My 2 cents on the matter: this action would add [x] total shards, but this cluster currently has [x]/[x] maximum shards open;
When adding or searching data within an index, that index is in an open state, the longer you keep the indices open the more shards you use
- Each node can accommodate a number of shards, check how many shards a node can accommodate
"max_shards_per_node"
setting:
GET /_cluster/settings?include_defaults=true
Depending on the no of data nodes, you're going to have a max number of shards for your cluster, to check this just: GET _cluster/health
and check the active_shards
value (which represents the total number of active shards, including primary and replica shards).

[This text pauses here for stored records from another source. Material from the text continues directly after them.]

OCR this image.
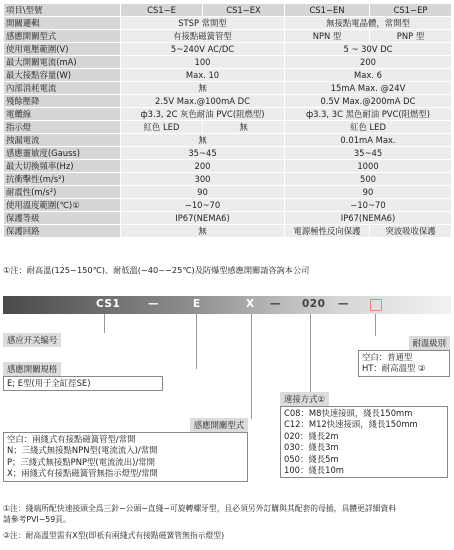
項目\型號	CS1−E	CS1−EX	CS1−EN	CS1−EP
開關邏輯	STSP 常開型		無接點電晶體，常開型	
感應開關型式	有接點磁簧管型		NPN 型	PNP 型
使用電壓範圍(V)	5~240V AC/DC		5 ~ 30V DC	
最大開關電流(mA)	100		200	
最大接點容量(W)	Max. 10		Max. 6	
內部消耗電流	無		15mA Max. @24V	
殘餘壓降	2.5V Max.@100mA DC		0.5V Max.@200mA DC	
電纜線	ф3.3, 2C 灰色耐油 PVC(阻燃型)		ф3.3, 3C 黑色耐油 PVC(阻燃型)	
指示燈	紅色 LED	無	紅色 LED	
拽漏電流	無		0.01mA Max.	
感應靈敏度(Gauss)	35~45		35~45	
最大切換頻率(Hz)	200		1000	
抗衝擊性(m/s²)	300		500	
耐震性(m/s²)	90		90	
使用溫度範圍(℃)①	−10~70		−10~70	
保護等級	IP67(NEMA6)		IP67(NEMA6)	
保護回路	無		電源極性反向保護	突波吸收保護
①注：耐高溫(125~150℃)、耐低溫(−40~−25℃)及防爆型感應開關請咨詢本公司
CS1	—	E	X — 020 —
感应开关编号
感應開關規格
E; E型(用于全缸徑SE)
耐溫級別
空白：普通型
HT：耐高溫型 ②
連接方式①
C08：M8快速接頭，綫長150mm
C12：M12快速接頭，綫長150mm
020：綫長2m
030：綫長3m
050：綫長5m
100：綫長10m
感應開關型式
空白：兩綫式有接點磁簧管型/常開
N；三綫式無接點NPN型(電流流入)/常開
P；三綫式無接點PNP型(電流流出)/常開
X；兩綫式有接點磁簧管無指示燈型/常開
①注：綫端所配快速接頭全爲三針−公頭−直綫−可旋轉螺牙型，且必須另外訂購與其配套的母插，具體更詳細資料
請參考PVI−59頁。
②注：耐高溫型需有X型(即祇有兩綫式有接點磁簧管無指示燈型)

Potential solutions to reduce the no of shards:
- Reduce the no of replicas (a redundant copy of the data) for index:
PUT /<index>/_settings
{
"index" : {
"number_of_replicas" : 0
}
}
# check index setting "number_of_replicas" afterward
GET <index>/_settings
- Close a specific index (once an index is closed, you cannot add data to it or search for any data within the index)
POST /<index>/_close
- Add another data node to the cluster.
Last but not least:
Shard size matters because it impacts both search latency and write performance, too many small shards will exhaust the memory (JVM Heap) too few large shards prevent OpenSearch from properly distributing requests, a good rule of thumb is to keep shard size between 10–50 GB.